Living Well on an Altered Planet

"Transformation Without Apocalypse" inspires new narratives on climate change
Kris Paul of the climate action group helped participants envision the consequences of steps toward a more sustainable future.

Kris Paul of the climate action group helped participants envision the consequences of steps toward a more sustainable future.

With reports of climate doomsday on the horizon, many people seek a brighter outlook on the future but aren’t sure where to turn. In February 2014, the Spring Creek Project for Ideas, Nature and the Written Word at Oregon State University hosted a two-day symposium to highlight strategies for coping — and even thriving — in a world confronted by these global-scale challenges.

“I think when people really engage with issues of climate change, environmental degradation, social problems….it’s scary,” says Charles Goodrich, director of the Spring Creek Project. “Often times people withdraw, and the biggest challenge is not to feel alone.

The need for an antidote to isolation inspired Goodrich and his team of writers and philosophers to organize the symposium on a theme of Transformation Without Apocalypse: How to Live Well on an Altered Planet.

With more than 1,000 people in attendance, the free public conference featured speakers, workshops and a “radical reimagining fair” to showcase innovations and organizations dedicated to sustainability. Participants explored a variety of environmental, social and economic solutions, such as water conservation, abolishing war, food co-ops, fossil fuel divestment and personal reflection on grief.

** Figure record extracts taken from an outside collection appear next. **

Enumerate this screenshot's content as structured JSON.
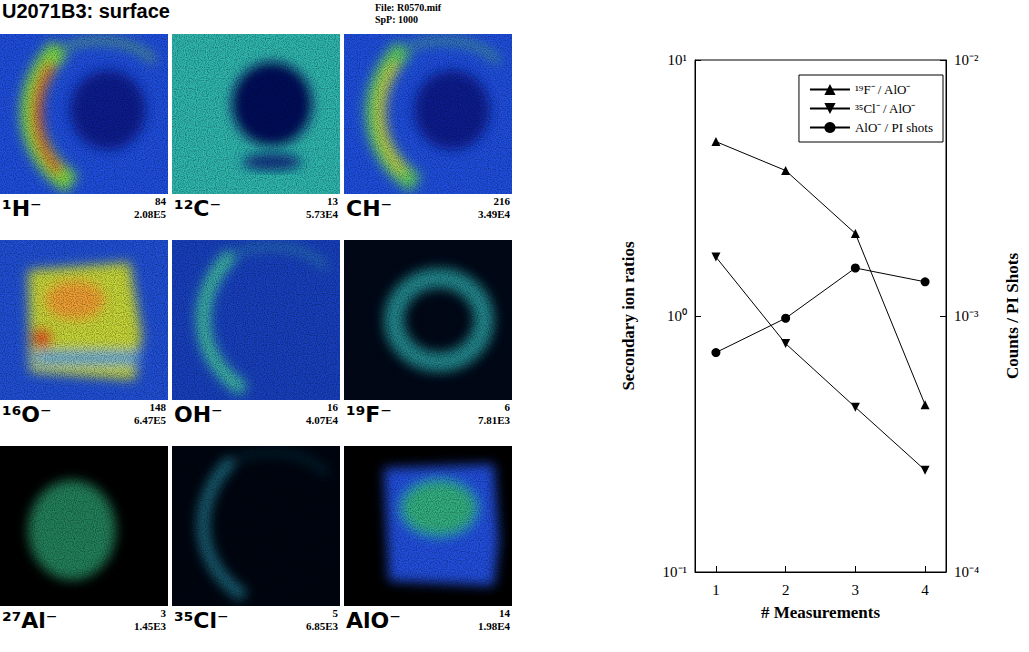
{
  "header": {
    "title": "U2071B3: surface",
    "file": "File: R0570.mif",
    "spp": "SpP: 1000"
  },
  "panels": [
    {
      "ion": "¹H⁻",
      "max": 84,
      "counts": "2.08E5"
    },
    {
      "ion": "¹²C⁻",
      "max": 13,
      "counts": "5.73E4"
    },
    {
      "ion": "CH⁻",
      "max": 216,
      "counts": "3.49E4"
    },
    {
      "ion": "¹⁶O⁻",
      "max": 148,
      "counts": "6.47E5"
    },
    {
      "ion": "OH⁻",
      "max": 16,
      "counts": "4.07E4"
    },
    {
      "ion": "¹⁹F⁻",
      "max": 6,
      "counts": "7.81E3"
    },
    {
      "ion": "²⁷Al⁻",
      "max": 3,
      "counts": "1.45E3"
    },
    {
      "ion": "³⁵Cl⁻",
      "max": 5,
      "counts": "6.85E3"
    },
    {
      "ion": "AlO⁻",
      "max": 14,
      "counts": "1.98E4"
    }
  ],
  "chart_data": {
    "type": "line",
    "xlabel": "# Measurements",
    "ylabel": "Secondary ion ratios",
    "y2label": "Counts / PI Shots",
    "x": [
      1,
      2,
      3,
      4
    ],
    "xlim": [
      0.7,
      4.3
    ],
    "xticks": [
      1,
      2,
      3,
      4
    ],
    "ylim": [
      0.1,
      10
    ],
    "yticks": [
      {
        "value": 0.1,
        "label": "10⁻¹"
      },
      {
        "value": 1,
        "label": "10⁰"
      },
      {
        "value": 10,
        "label": "10¹"
      }
    ],
    "y2lim": [
      0.0001,
      0.01
    ],
    "y2ticks": [
      {
        "value": 0.0001,
        "label": "10⁻⁴"
      },
      {
        "value": 0.001,
        "label": "10⁻³"
      },
      {
        "value": 0.01,
        "label": "10⁻²"
      }
    ],
    "log": "y",
    "grid": false,
    "legend": "upper right",
    "series": [
      {
        "name": "¹⁹F⁻ / AlO⁻",
        "color": "#000000",
        "marker": "triangle",
        "line_style": "solid",
        "axis": "y",
        "values": [
          4.8,
          3.7,
          2.1,
          0.45
        ]
      },
      {
        "name": "³⁵Cl⁻ / AlO⁻",
        "color": "#000000",
        "marker": "triangle_down",
        "line_style": "solid",
        "axis": "y",
        "values": [
          1.7,
          0.78,
          0.44,
          0.25
        ]
      },
      {
        "name": "AlO⁻ / PI shots",
        "color": "#000000",
        "marker": "circle",
        "line_style": "solid",
        "axis": "y2",
        "values": [
          0.00072,
          0.00098,
          0.00154,
          0.00136
        ]
      }
    ]
  }
}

“We hope that with all these organizations and the many, many, many great ideas, there should be something for everyone,” Goodrich adds.

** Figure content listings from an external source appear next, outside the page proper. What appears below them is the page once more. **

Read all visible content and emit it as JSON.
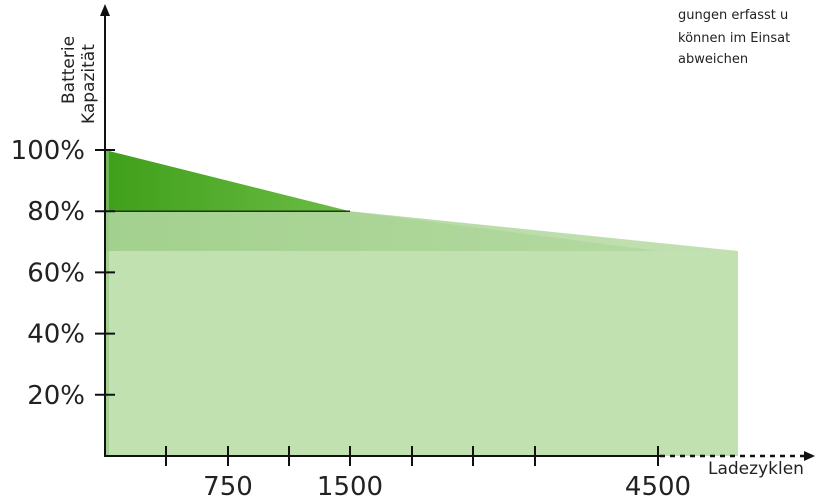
{
  "chart_data": {
    "type": "area",
    "ylabel_lines": [
      "Batterie",
      "Kapazität"
    ],
    "xlabel": "Ladezyklen",
    "note_lines": [
      "gungen erfasst u",
      "können im Einsat",
      "abweichen"
    ],
    "y_ticks": [
      {
        "value": 20,
        "label": "20%"
      },
      {
        "value": 40,
        "label": "40%"
      },
      {
        "value": 60,
        "label": "60%"
      },
      {
        "value": 80,
        "label": "80%"
      },
      {
        "value": 100,
        "label": "100%"
      }
    ],
    "x_ticks": [
      0,
      375,
      750,
      1125,
      1500,
      1875,
      2250,
      2625,
      4500
    ],
    "x_tick_labels": [
      {
        "value": 750,
        "label": "750"
      },
      {
        "value": 1500,
        "label": "1500"
      },
      {
        "value": 4500,
        "label": "4500"
      }
    ],
    "ylim": [
      0,
      100
    ],
    "series": [
      {
        "name": "",
        "color": "#49a91f",
        "points": [
          [
            0,
            100
          ],
          [
            1500,
            80
          ]
        ]
      },
      {
        "name": "",
        "color": "#c1e2b0",
        "points": [
          [
            0,
            80
          ],
          [
            1500,
            80
          ],
          [
            4500,
            67
          ]
        ]
      }
    ],
    "reference_line": {
      "y": 80,
      "x_end": 1500
    },
    "colors": {
      "axis": "#111111",
      "light_green": "#c1e2b0",
      "dark_green": "#49a91f",
      "mid_green": "#93c57f"
    }
  }
}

During the event, a small crew of Terra reporters set out to capture attendees’ perspectives on some of these ideas. Here is a collection of their responses.

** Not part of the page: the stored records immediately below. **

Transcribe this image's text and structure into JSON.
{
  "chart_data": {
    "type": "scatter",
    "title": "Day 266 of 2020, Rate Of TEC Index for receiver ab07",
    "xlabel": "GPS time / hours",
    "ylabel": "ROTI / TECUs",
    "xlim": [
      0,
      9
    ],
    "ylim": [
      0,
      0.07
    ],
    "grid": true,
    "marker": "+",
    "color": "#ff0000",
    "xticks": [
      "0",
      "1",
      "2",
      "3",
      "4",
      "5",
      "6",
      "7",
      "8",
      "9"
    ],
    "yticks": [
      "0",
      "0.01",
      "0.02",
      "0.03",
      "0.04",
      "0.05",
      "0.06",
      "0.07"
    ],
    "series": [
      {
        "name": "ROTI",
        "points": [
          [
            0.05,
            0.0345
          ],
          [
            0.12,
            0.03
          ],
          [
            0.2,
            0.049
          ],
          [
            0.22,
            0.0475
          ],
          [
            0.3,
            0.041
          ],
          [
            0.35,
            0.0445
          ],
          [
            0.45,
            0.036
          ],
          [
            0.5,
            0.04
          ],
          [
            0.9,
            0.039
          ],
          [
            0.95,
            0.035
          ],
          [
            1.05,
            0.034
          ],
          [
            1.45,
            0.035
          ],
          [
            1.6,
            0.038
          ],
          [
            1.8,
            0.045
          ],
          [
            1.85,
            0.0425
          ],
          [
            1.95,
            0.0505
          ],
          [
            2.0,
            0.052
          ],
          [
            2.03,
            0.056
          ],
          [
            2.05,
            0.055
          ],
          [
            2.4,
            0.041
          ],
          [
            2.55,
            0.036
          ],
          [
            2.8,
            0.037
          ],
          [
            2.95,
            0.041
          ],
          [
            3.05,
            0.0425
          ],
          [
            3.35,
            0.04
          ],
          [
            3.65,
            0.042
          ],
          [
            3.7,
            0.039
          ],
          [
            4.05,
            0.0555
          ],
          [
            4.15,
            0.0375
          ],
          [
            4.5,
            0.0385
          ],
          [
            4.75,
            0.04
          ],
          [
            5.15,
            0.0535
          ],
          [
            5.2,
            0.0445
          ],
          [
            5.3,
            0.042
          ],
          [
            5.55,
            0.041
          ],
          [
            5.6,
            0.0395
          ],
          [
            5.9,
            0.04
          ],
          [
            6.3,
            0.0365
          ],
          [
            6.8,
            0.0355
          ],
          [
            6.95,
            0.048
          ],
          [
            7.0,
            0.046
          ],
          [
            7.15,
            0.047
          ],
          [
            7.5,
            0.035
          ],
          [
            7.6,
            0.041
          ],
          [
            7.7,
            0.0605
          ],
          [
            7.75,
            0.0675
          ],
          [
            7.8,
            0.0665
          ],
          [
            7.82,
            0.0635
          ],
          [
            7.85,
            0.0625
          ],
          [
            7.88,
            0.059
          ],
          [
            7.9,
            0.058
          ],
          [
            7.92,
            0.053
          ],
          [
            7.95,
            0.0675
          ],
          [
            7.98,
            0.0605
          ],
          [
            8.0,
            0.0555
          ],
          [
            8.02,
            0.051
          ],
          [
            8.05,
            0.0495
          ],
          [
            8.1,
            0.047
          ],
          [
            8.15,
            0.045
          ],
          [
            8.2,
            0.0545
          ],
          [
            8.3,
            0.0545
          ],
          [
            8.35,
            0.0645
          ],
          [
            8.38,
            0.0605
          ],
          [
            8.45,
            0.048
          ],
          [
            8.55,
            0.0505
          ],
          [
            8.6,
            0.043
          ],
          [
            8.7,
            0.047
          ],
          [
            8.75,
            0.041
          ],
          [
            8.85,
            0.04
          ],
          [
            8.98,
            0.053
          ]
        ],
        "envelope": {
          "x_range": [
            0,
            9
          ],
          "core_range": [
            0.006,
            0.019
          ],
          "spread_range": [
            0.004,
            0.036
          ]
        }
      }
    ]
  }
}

“We want people to go home feeling less alone,” Goodrich says.  “I’m still scared. I’m still angry. But now I know what to do, and I know who to do it with, so I’m not going to sit at home and sulk.”

Keynote speakers at the event included environmental activist Tim DeChristopher, “Yes! Magazine” editor Sarah Van Gelder and OSU Distinguished Professor of Philosophy Kathleen Dean Moore. The weekend culminated with readings by creative visionaries and authors Ursula K. Le Guin and Kim Stanley Robinson.